Monday, January 31, 2011

2011 Chunkster Reading Challenge #2

Every now and again I get the itch to read some nonfiction. Occasionally it works out that the book just bores me, even if its about a seemingly interesting subject, and other times the subject is handled so charismatically as to compel me to race to the end leaving me hungry for more interesting nonfiction. The Age of Wonder: The Romantic Generation and the Discovery of the Beauty and Terror of Science, fortunately, was the latter of the two. 'Age of Wonder' immediately grabbed me with the opening tale of young Joseph Banks sailing aboard the 'Endeavor' with the legendary Capt. Cook, and their landing on the pristine island of Tahiti. It made me wish I could have been there, and not for the purely 'wholesome' reason of untouched paradise. (read the book and you'll figure it out)

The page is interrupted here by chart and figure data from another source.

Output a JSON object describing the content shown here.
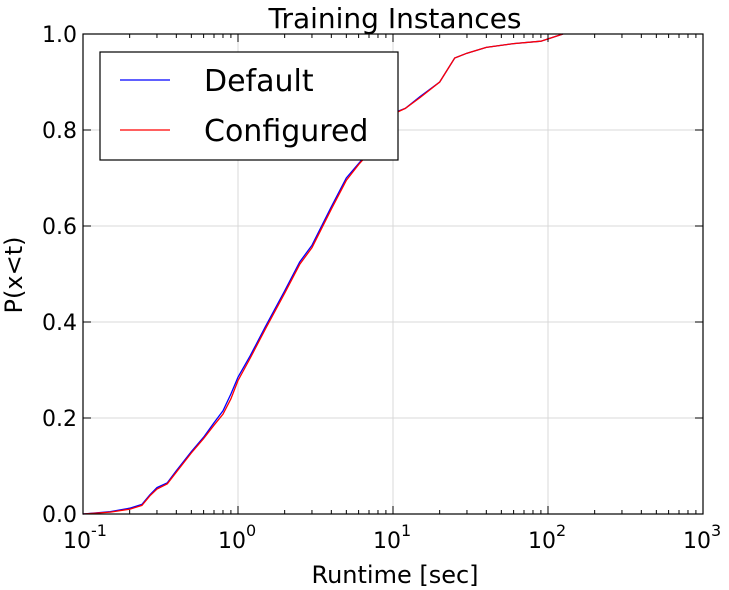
{
  "chart_data": {
    "type": "line",
    "title": "Training Instances",
    "xlabel": "Runtime [sec]",
    "ylabel": "P(x<t)",
    "xscale": "log",
    "xlim": [
      0.1,
      1000
    ],
    "ylim": [
      0.0,
      1.0
    ],
    "grid": true,
    "legend_position": "top-left",
    "x_tick_labels": [
      {
        "value": 0.1,
        "base": "10",
        "exp": "-1"
      },
      {
        "value": 1,
        "base": "10",
        "exp": "0"
      },
      {
        "value": 10,
        "base": "10",
        "exp": "1"
      },
      {
        "value": 100,
        "base": "10",
        "exp": "2"
      },
      {
        "value": 1000,
        "base": "10",
        "exp": "3"
      }
    ],
    "y_tick_labels": [
      {
        "value": 0.0,
        "label": "0.0"
      },
      {
        "value": 0.2,
        "label": "0.2"
      },
      {
        "value": 0.4,
        "label": "0.4"
      },
      {
        "value": 0.6,
        "label": "0.6"
      },
      {
        "value": 0.8,
        "label": "0.8"
      },
      {
        "value": 1.0,
        "label": "1.0"
      }
    ],
    "series": [
      {
        "name": "Default",
        "color": "#0000ff",
        "points": [
          [
            0.1,
            0.0
          ],
          [
            0.15,
            0.005
          ],
          [
            0.2,
            0.012
          ],
          [
            0.24,
            0.02
          ],
          [
            0.27,
            0.04
          ],
          [
            0.3,
            0.055
          ],
          [
            0.35,
            0.065
          ],
          [
            0.4,
            0.09
          ],
          [
            0.5,
            0.13
          ],
          [
            0.6,
            0.16
          ],
          [
            0.7,
            0.19
          ],
          [
            0.8,
            0.215
          ],
          [
            0.9,
            0.25
          ],
          [
            1.0,
            0.285
          ],
          [
            1.2,
            0.33
          ],
          [
            1.5,
            0.39
          ],
          [
            2.0,
            0.465
          ],
          [
            2.5,
            0.525
          ],
          [
            3.0,
            0.56
          ],
          [
            4.0,
            0.64
          ],
          [
            5.0,
            0.7
          ],
          [
            6.0,
            0.73
          ],
          [
            7.0,
            0.755
          ],
          [
            8.0,
            0.78
          ],
          [
            9.0,
            0.81
          ],
          [
            10.0,
            0.835
          ],
          [
            12.0,
            0.845
          ],
          [
            15.0,
            0.87
          ],
          [
            20.0,
            0.9
          ],
          [
            25.0,
            0.95
          ],
          [
            30.0,
            0.96
          ],
          [
            40.0,
            0.972
          ],
          [
            60.0,
            0.98
          ],
          [
            90.0,
            0.985
          ],
          [
            125.0,
            1.0
          ]
        ]
      },
      {
        "name": "Configured",
        "color": "#ff0000",
        "points": [
          [
            0.1,
            0.0
          ],
          [
            0.15,
            0.004
          ],
          [
            0.2,
            0.01
          ],
          [
            0.24,
            0.018
          ],
          [
            0.27,
            0.038
          ],
          [
            0.3,
            0.052
          ],
          [
            0.35,
            0.063
          ],
          [
            0.4,
            0.087
          ],
          [
            0.5,
            0.127
          ],
          [
            0.6,
            0.157
          ],
          [
            0.7,
            0.185
          ],
          [
            0.8,
            0.208
          ],
          [
            0.9,
            0.24
          ],
          [
            1.0,
            0.278
          ],
          [
            1.2,
            0.325
          ],
          [
            1.5,
            0.385
          ],
          [
            2.0,
            0.46
          ],
          [
            2.5,
            0.52
          ],
          [
            3.0,
            0.555
          ],
          [
            4.0,
            0.635
          ],
          [
            5.0,
            0.695
          ],
          [
            6.0,
            0.728
          ],
          [
            7.0,
            0.752
          ],
          [
            8.0,
            0.778
          ],
          [
            9.0,
            0.808
          ],
          [
            10.0,
            0.833
          ],
          [
            12.0,
            0.845
          ],
          [
            15.0,
            0.868
          ],
          [
            20.0,
            0.9
          ],
          [
            25.0,
            0.95
          ],
          [
            30.0,
            0.96
          ],
          [
            40.0,
            0.972
          ],
          [
            60.0,
            0.98
          ],
          [
            90.0,
            0.985
          ],
          [
            125.0,
            1.0
          ]
        ]
      }
    ]
  }
}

From there we follow Banks and a whole slew of other brilliant men and women that Banks encourages and funds from the presidency of the 'Royal Society of Science' as they launch the first air balloons, explore the heavens discovering new planets, comets, and nebulae, and make the first real endeavors into serious chemistry. These same great minds also encounter and socialize with the great poets and writers of the day, inspiring the likes of Erasmus Darwin (Charles' grandfather) to write his epic poem 'The Botanic Gardens', Coleridge, Lord Byron, as well as both Percy Bysshe Shelley's poetry and his wife Mary's creation mad scientist Victor Frankenstein.
Also, the intermixing of an array of amazing scientific discoveries and the poetry they inspired gives the book an interesting and arresting balance of scientific and artistic analysis.
I found this book to be an astounding success, as it was about a new spark of scientific discovery and the need and hunger for knowledge, because that is what it has left me with, a hunger for more knowledge of scientific discoveries, and most of all a hunger for more books like it.